Völler erwartet klare Steigerung gegen Moskau

Auch Dortmund will besser spielen als in der Bundesliga

Leverkusen/Warschau. Nach ihren holprigen Ligastarts stehen Leverkusen und Dortmund in der Champions League sofort unter Druck. Erstens gilt es, gegen vermeintlich leichte Gegner mit drei Punkten in den Wettbewerb zu starten. Zweitens sind Erfolge in Europa nötig, um mit Schwung in die Liga zurückzukehren. Bayer Leverkusen bekommt es heute (20.45 Uhr/Sky) mit ZSKA Moskau zu tun, Borussia Dortmund tritt bei Legia Warschau an (20.45 Uhr/Sky/ZDF).

„Es ist sehr wichtig, gut zu starten. Schließlich kommt danach schon Real Madrid“, erkannte BVB-Neuzugang Sebastian Rode mit Blick auf die schwere Aufgabe in zwei Wochen daheim gegen den Titelverteidiger. Ein Selbstläufer wird die Partie aber nicht. In dem rund 31.000 Zuschauer fassenden Stadion Wojska Polskiego erwartet Dortmund eine ähnlich hitzige Atmosphäre wie am Sonnabend, als der BVB 0:1 bei RB Leipzig verlor. „Leipzig war ein guter Vorgeschmack für das Duell in Warschau. Die spielen seit 21 Jahren wieder in der Champions League, die werden ackern wie Leipzig“, warnte Marcel Schmelzer.

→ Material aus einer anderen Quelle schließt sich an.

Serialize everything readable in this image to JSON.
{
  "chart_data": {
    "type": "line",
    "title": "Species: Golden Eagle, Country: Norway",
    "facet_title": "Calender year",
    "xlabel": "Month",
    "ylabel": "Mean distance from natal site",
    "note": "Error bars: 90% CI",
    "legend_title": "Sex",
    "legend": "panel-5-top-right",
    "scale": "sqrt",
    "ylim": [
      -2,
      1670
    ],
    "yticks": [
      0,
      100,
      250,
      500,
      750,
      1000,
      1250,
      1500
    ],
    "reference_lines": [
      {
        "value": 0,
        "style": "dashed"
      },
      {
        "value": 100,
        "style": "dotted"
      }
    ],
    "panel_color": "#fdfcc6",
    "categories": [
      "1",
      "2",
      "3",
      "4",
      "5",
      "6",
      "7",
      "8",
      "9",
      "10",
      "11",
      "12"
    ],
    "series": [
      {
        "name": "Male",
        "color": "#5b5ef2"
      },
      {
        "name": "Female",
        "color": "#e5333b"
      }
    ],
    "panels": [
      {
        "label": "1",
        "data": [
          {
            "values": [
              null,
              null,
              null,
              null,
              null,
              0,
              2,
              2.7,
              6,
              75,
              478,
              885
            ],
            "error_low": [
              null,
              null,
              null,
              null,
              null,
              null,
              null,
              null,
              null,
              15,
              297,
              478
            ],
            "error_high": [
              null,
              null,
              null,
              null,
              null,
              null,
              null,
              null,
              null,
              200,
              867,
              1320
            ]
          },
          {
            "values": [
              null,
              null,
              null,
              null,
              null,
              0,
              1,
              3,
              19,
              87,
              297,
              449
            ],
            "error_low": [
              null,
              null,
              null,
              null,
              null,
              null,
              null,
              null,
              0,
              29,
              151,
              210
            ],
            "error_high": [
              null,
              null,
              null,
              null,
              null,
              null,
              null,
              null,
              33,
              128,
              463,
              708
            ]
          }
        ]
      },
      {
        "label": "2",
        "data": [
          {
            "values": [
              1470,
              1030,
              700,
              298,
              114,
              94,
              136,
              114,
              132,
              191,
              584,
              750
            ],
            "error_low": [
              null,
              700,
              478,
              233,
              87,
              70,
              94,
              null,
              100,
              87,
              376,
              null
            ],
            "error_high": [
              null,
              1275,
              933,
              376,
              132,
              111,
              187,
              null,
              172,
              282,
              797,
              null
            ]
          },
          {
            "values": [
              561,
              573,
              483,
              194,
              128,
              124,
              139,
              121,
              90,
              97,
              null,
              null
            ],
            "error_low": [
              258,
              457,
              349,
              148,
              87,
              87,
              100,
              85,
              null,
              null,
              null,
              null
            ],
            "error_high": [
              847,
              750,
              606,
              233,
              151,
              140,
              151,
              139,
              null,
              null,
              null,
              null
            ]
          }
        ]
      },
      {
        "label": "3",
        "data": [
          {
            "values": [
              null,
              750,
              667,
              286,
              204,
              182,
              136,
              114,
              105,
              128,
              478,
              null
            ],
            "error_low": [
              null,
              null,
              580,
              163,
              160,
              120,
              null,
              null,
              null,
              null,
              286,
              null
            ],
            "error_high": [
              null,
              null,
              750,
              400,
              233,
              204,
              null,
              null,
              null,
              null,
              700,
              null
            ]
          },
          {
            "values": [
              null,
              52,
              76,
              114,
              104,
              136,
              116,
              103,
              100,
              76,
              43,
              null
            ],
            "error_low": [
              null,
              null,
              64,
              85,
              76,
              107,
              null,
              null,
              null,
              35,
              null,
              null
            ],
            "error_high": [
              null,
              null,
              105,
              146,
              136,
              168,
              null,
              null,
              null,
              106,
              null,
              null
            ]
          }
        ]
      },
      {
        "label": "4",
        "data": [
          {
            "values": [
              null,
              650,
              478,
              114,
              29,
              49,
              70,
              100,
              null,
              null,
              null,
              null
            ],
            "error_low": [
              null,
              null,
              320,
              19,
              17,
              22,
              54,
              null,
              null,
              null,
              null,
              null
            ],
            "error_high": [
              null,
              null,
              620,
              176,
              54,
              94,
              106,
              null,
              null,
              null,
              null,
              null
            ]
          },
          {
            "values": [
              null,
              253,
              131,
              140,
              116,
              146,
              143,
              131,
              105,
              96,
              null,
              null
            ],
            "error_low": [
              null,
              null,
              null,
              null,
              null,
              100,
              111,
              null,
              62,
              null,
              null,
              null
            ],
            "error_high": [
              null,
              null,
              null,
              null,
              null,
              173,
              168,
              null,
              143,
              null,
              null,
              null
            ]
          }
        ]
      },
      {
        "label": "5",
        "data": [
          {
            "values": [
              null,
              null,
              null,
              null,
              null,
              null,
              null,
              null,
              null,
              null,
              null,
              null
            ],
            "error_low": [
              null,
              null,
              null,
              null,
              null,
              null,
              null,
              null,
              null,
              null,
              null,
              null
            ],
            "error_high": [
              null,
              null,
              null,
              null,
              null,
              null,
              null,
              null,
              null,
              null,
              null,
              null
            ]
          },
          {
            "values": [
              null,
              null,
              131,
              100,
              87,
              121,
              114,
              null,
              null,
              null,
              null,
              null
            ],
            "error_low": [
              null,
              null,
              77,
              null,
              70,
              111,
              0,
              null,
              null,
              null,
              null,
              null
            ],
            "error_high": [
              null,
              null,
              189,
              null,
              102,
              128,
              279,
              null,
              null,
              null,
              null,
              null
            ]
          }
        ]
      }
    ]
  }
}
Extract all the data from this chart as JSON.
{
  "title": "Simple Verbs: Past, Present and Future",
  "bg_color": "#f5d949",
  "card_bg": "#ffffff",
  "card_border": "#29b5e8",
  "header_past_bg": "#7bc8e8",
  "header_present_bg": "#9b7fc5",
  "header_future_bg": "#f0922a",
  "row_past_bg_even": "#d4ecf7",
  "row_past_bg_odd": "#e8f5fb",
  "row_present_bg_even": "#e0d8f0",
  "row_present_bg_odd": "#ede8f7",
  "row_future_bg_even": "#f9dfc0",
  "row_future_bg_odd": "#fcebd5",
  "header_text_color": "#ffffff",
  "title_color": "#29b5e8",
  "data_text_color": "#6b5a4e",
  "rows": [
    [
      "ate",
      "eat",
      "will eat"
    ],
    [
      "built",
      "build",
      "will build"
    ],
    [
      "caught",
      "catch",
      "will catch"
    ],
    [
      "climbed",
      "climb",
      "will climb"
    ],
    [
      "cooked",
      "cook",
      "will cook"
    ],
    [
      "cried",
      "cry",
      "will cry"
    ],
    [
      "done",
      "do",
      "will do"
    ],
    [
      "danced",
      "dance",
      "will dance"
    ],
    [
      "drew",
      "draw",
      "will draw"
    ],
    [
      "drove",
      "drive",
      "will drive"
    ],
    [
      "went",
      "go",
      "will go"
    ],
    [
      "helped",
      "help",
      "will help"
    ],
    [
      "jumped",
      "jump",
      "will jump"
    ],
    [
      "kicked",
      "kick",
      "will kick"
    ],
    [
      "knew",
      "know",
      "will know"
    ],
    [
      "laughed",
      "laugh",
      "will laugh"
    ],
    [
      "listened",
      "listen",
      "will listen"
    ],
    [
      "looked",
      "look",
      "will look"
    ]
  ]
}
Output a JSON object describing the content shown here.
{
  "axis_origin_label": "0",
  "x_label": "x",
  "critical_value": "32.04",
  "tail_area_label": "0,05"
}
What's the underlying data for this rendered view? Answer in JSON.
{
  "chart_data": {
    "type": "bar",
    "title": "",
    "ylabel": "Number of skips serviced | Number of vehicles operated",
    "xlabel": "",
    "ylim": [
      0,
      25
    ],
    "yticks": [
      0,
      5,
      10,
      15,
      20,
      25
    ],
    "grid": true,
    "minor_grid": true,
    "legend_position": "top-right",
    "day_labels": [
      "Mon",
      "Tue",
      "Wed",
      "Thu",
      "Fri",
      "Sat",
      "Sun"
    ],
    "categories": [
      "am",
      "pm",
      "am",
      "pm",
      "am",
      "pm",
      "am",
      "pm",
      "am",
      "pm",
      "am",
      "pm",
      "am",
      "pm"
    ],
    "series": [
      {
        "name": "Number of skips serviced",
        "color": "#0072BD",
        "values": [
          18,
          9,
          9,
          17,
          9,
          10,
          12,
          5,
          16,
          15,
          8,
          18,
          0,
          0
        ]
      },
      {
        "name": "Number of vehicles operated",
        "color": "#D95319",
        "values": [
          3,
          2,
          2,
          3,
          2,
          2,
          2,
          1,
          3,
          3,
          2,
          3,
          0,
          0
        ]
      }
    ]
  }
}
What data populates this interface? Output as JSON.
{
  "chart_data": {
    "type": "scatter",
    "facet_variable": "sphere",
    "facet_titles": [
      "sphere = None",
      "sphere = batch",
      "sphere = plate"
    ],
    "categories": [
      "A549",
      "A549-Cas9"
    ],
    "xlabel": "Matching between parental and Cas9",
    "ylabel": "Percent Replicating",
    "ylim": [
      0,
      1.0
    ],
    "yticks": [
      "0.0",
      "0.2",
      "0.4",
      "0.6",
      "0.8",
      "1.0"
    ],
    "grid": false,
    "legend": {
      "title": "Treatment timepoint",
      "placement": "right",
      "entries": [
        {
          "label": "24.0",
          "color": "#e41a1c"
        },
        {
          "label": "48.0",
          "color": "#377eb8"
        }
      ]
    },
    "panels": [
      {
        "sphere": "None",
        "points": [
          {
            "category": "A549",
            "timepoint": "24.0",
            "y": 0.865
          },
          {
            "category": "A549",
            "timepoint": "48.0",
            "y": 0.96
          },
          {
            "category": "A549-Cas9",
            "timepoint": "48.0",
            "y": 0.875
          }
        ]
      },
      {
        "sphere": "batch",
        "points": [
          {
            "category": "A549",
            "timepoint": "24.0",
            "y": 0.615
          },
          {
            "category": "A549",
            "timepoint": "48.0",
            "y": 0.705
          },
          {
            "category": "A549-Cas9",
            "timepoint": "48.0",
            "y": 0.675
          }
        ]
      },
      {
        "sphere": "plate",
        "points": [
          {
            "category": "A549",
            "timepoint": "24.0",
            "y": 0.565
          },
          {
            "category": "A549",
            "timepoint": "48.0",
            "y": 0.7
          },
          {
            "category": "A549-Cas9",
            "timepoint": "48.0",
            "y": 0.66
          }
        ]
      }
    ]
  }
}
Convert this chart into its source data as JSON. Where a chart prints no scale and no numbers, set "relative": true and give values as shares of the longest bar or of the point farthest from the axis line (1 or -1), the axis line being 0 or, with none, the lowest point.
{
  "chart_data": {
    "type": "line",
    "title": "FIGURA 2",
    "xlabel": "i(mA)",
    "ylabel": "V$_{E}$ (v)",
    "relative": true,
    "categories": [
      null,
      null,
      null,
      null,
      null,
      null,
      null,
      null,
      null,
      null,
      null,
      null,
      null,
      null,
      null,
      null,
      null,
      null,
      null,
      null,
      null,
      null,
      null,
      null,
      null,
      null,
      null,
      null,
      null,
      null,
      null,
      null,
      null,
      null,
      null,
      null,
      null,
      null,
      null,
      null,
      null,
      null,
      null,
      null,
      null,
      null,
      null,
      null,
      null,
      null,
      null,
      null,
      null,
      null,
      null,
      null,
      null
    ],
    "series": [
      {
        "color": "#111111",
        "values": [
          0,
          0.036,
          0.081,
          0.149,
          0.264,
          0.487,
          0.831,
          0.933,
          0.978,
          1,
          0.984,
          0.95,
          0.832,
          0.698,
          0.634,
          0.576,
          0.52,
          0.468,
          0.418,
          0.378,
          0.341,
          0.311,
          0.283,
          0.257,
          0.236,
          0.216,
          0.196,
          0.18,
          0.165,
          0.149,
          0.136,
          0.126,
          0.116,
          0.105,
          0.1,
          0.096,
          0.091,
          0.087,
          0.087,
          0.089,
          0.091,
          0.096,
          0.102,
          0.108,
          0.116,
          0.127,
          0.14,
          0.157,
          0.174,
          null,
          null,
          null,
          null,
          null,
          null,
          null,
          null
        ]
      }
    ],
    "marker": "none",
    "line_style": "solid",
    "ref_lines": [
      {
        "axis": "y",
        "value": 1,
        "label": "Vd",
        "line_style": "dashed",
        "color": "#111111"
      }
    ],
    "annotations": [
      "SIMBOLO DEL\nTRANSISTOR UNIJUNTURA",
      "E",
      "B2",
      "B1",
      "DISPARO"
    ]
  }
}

Bei Leverkusen ist die Stimmung derweil entspannter. Nach der Liga-Auftaktpleite gegen Gladbach gab es am vergangenen Wochenende ein spektakuläres 3:1 gegen Hamburg. „Gegen Moskau wartet ein schwieriges Spiel auf uns. Aber wenn wir es gewinnen, ist es eine Super-Woche“, sagte Bayer-Angreifer Joel Pohjanpalo. Sportchef Rudi Völler warnte: „Ein paar Dinge müssen wir in den kommenden Wochen besser machen“, sagte er der „Rheinischen Post“. Fehlen wird auf jeden Fall Karim Bellarabi. Der Nationalspieler fällt wegen eines Sehnenrisses im Bereich der rechten Adduktoren die komplette Vorrunde aus.

Gegen Moskau will der Werksclub den Grundstein für den Achtelfinal-Einzug legen. „Es ist ein Ziel, die Gruppe zu überstehen. Dafür wollen wir erstmal drei Punkte sammeln. Das würde Rückenwind für die weiteren Spiele bringen“, meinte Lars Bender.